Открывается роман широкой обобщающей картиной подавляющего внешнюю природу и природу в человеке города. Строительство города и городской культуры изображается как старание нескольких сот тысяч людей, собравшихся в одно место, изуродовать ту землю, на которой они сжались, забить ее камнями, чтобы ничего не росло на ней, счищать всякую пробивающуюся травку, дымить каменным углем и нефтью, обрезывать деревья, выгонять всех животных и птиц. И наступившая весна, оживившая все же не до конца изгнанную природу, не способна пробиться сквозь толщу социальной лжи и условности, которую городские люди сами выдумали, чтобы властвовать друг над другом, чтобы обманывать и мучить себя и других.

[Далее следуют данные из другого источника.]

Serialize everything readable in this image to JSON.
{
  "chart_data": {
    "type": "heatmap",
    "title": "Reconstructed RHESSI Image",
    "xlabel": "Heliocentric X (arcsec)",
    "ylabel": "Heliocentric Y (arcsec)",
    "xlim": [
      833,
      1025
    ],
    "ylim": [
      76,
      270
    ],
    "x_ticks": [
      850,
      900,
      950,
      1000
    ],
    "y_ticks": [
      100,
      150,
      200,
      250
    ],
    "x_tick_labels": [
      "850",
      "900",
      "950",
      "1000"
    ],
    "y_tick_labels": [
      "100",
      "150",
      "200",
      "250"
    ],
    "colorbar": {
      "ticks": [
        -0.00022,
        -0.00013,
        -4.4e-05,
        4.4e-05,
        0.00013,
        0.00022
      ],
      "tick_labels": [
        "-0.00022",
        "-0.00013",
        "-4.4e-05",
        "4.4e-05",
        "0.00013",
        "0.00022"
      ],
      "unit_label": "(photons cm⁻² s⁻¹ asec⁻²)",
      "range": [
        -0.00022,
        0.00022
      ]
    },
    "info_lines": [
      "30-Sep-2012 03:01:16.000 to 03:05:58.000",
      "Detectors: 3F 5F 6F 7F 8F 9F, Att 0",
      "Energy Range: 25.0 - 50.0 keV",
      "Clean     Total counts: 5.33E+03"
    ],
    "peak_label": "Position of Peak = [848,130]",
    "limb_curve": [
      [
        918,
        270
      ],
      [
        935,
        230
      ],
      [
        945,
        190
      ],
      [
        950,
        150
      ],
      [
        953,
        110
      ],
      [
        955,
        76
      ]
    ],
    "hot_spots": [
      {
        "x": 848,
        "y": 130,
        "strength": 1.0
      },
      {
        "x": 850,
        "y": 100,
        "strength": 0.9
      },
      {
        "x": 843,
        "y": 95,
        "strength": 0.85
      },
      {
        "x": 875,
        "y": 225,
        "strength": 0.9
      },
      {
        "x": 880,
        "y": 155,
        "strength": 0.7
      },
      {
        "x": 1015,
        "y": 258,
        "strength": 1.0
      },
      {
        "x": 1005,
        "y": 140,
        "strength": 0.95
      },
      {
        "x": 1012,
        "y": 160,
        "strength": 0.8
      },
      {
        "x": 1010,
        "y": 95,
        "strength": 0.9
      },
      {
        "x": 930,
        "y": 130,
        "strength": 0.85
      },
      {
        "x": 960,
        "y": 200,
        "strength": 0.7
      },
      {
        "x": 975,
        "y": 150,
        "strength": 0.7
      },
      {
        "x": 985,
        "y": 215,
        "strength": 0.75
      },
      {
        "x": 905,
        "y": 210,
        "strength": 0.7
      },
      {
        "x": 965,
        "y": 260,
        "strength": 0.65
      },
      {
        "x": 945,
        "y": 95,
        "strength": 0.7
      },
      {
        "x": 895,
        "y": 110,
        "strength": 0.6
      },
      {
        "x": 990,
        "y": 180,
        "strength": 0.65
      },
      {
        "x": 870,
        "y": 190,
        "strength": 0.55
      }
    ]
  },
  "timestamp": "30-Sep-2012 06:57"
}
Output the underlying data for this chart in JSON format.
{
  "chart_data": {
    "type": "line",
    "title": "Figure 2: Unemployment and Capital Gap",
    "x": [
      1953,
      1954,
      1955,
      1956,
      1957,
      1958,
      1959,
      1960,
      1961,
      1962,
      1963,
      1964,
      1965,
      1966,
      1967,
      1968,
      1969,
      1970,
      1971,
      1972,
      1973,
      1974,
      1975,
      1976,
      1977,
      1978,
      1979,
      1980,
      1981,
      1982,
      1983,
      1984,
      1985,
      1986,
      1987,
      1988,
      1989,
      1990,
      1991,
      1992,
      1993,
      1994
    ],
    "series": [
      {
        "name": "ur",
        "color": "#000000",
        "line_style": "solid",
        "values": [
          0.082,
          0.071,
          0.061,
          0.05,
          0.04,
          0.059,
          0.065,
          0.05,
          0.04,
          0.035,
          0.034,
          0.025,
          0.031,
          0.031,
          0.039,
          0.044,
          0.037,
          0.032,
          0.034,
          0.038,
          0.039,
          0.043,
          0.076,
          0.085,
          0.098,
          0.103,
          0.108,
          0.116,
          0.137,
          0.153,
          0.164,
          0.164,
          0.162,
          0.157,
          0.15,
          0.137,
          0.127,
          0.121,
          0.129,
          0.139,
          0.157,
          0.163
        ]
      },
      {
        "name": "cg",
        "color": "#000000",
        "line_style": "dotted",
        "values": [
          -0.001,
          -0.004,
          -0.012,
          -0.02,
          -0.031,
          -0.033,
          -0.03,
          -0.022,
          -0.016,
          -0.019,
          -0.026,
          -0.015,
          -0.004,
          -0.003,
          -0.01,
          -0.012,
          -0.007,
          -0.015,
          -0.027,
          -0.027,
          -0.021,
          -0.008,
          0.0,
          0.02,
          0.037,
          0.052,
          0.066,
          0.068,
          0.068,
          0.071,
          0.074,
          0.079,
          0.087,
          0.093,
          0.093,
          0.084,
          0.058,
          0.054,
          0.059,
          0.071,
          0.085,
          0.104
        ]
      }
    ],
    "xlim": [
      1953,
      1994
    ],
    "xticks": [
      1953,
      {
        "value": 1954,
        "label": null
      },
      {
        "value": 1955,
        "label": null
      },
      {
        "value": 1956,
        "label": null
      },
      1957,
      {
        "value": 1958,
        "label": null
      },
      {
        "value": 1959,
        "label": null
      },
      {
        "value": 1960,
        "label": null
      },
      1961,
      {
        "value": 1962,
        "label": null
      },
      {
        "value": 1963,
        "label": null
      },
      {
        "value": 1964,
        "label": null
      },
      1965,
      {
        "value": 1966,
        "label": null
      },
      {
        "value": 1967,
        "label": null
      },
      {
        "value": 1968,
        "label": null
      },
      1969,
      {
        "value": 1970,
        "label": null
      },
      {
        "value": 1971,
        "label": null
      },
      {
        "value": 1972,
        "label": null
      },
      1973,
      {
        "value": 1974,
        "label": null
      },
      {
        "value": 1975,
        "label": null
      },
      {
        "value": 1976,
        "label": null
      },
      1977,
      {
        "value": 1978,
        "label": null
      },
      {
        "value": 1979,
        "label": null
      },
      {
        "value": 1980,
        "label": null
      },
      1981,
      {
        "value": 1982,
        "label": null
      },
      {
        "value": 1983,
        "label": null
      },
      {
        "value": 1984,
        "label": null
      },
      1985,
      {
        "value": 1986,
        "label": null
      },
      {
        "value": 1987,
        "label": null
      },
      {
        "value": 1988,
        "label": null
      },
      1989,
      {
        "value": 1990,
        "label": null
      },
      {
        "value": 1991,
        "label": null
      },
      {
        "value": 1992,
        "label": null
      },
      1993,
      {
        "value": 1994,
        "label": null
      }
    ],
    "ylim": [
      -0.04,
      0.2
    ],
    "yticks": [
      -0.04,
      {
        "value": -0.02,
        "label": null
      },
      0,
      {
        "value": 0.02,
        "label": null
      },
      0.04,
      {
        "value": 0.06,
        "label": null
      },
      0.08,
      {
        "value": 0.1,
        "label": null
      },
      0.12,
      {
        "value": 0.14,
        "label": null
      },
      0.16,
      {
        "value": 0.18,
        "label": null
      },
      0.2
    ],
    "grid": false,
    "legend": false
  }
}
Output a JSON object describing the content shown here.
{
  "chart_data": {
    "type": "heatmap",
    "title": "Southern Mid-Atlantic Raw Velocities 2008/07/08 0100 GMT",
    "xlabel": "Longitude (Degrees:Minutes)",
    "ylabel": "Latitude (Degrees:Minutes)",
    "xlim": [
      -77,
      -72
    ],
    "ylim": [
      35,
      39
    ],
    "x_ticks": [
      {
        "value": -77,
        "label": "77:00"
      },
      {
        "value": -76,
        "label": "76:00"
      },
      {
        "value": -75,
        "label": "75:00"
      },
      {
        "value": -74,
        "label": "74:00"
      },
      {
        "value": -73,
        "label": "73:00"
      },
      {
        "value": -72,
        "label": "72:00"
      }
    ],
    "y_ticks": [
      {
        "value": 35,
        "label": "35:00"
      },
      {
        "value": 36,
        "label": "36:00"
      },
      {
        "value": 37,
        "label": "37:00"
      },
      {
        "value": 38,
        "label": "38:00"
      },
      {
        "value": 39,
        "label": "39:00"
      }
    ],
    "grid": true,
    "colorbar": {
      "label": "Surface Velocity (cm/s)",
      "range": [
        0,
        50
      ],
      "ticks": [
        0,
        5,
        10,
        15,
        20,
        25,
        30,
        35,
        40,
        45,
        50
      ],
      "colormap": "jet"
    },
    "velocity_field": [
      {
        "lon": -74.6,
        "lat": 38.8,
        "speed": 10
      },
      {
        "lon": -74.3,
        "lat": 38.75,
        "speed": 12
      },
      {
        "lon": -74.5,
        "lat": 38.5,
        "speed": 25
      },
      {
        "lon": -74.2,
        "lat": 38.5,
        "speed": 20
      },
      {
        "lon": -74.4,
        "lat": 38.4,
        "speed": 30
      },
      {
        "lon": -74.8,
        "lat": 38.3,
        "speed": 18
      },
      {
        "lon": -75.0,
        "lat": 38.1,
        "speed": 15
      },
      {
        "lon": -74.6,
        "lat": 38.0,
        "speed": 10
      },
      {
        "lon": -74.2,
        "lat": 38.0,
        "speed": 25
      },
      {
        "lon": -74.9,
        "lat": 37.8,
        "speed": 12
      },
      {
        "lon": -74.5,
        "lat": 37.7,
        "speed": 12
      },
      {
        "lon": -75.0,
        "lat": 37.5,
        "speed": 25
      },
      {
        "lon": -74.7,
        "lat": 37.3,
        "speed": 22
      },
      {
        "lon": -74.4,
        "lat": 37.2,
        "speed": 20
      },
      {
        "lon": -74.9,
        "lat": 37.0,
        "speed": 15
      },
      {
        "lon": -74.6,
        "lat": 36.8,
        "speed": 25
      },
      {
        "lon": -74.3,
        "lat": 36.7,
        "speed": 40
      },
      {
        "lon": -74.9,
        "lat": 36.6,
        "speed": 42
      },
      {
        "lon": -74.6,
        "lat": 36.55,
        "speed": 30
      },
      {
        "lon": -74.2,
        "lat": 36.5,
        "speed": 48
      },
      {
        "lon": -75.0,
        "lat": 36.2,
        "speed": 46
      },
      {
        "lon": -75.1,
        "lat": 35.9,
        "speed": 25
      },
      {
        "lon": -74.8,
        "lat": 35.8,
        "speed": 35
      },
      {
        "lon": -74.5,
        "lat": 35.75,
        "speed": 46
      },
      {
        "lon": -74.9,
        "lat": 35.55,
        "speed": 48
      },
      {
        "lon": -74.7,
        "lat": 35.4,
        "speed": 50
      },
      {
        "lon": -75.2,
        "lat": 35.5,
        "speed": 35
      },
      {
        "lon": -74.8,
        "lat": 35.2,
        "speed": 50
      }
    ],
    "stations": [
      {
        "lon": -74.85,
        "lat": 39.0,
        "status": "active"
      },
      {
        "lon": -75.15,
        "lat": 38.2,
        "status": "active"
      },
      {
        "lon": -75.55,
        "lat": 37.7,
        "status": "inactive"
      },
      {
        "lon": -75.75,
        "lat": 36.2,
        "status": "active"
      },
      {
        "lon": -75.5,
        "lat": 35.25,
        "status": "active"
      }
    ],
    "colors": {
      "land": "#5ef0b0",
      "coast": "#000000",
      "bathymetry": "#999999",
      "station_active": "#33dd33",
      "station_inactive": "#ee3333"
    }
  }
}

Эта широкая и чисто философская картина городской весны, борьбы доброй природы и злой городской культуры, по своей широте, лапидарной силе и парадоксальной смелости не уступает сильнейшим страницам Руссо. Эта картина задает тон всем последующим разоблачениям человеческих выдумок: тюрьмы, суда, светской жизни и т. д. Как и всегда у Толстого, от этого широчайшего обобщения повествование сразу переходит к мельчайшей детализации с точным регистрированием малейших жестов, случайнейших мыслей, ощущений и слов людей. Эта особенность — резкий и непосредственный переход от широчайшей генерализации к мельчайшей детализации — присуща всем произведениям Толстого. Но в «Воскресении» она проявляется, может быть, резче всего, благодаря тому, что обобщения здесь абстрактнее, философичнее, а детализация мельче и суше.
Наиболее подробно и глубоко разработана в романе картина суда; посвященные ей страницы — наиболее сильные в романе. Остановимся на этой картине.
Евангельские цитаты, избранные эпиграфом к первой части романа, раскрывают основной идеологический тезис Толстого: недопустимость какого бы то ни было суда над человеком. Этот тезис оправдывается прежде всего основным сюжетным положением романа: Нехлюдов, оказавшийся в законном порядке присяжным заседателем в процессе Масловой, т. е. судьею Катюши, на самом деле является виновником ее гибели. Картина суда по замыслу Толстого должна показать непризванность и всех остальных судей: председателя, с его бицепсами, хорошим пищеварением и любовной связью с гувернанткой, и аккуратного члена, с его золотыми очками и с дурным настроением из-за ссоры с женой, под влиянием которого он действует в суде, и добродушного члена с катарром желудка, и товарища прокурора с тупым честолюбием карьериста, и присяжных заседателей, с их мелким тщеславием, глупым самодовольством, бестолковой и претенциозной болтливостью. Нет призванных судей и не может их быть, ибо суд сам по себе, каков бы он ни был, есть злая и лживая выдумка людей. Бессмысленна и лжива вся процедура суда, весь этот фетишизм формальностей и условностей, под которыми безнадежно погребается подлинная природа человека.
Так говорит нам Толстой-идеолог. Но созданная им поразительная художественно картина суда говорит нам и нечто другое.
Чем является вся эта картина? Ведь это суд над судом, и суд убедительный и призванный, суд над барином Нехлюдовым, над бюрократами-судьями, над мещанами присяжными, над сословно-классовым строем и порожденными им лживыми формами «правосудия»! Вся созданная Толстым картина является убедительным и глубоким социальным осуждением сословно-классового суда в условиях русской действительности 80-х годов. Такой социальный суд возможен и не лжив, и самая идея суда — не морального над абстрактным человеком, а социального суда над эксплуататорскими общественными отношениями и их носителями: эксплуататорами, бюрократами и пр., — становится еще яснее и убедительнее на фоне данной Толстым художественной картины.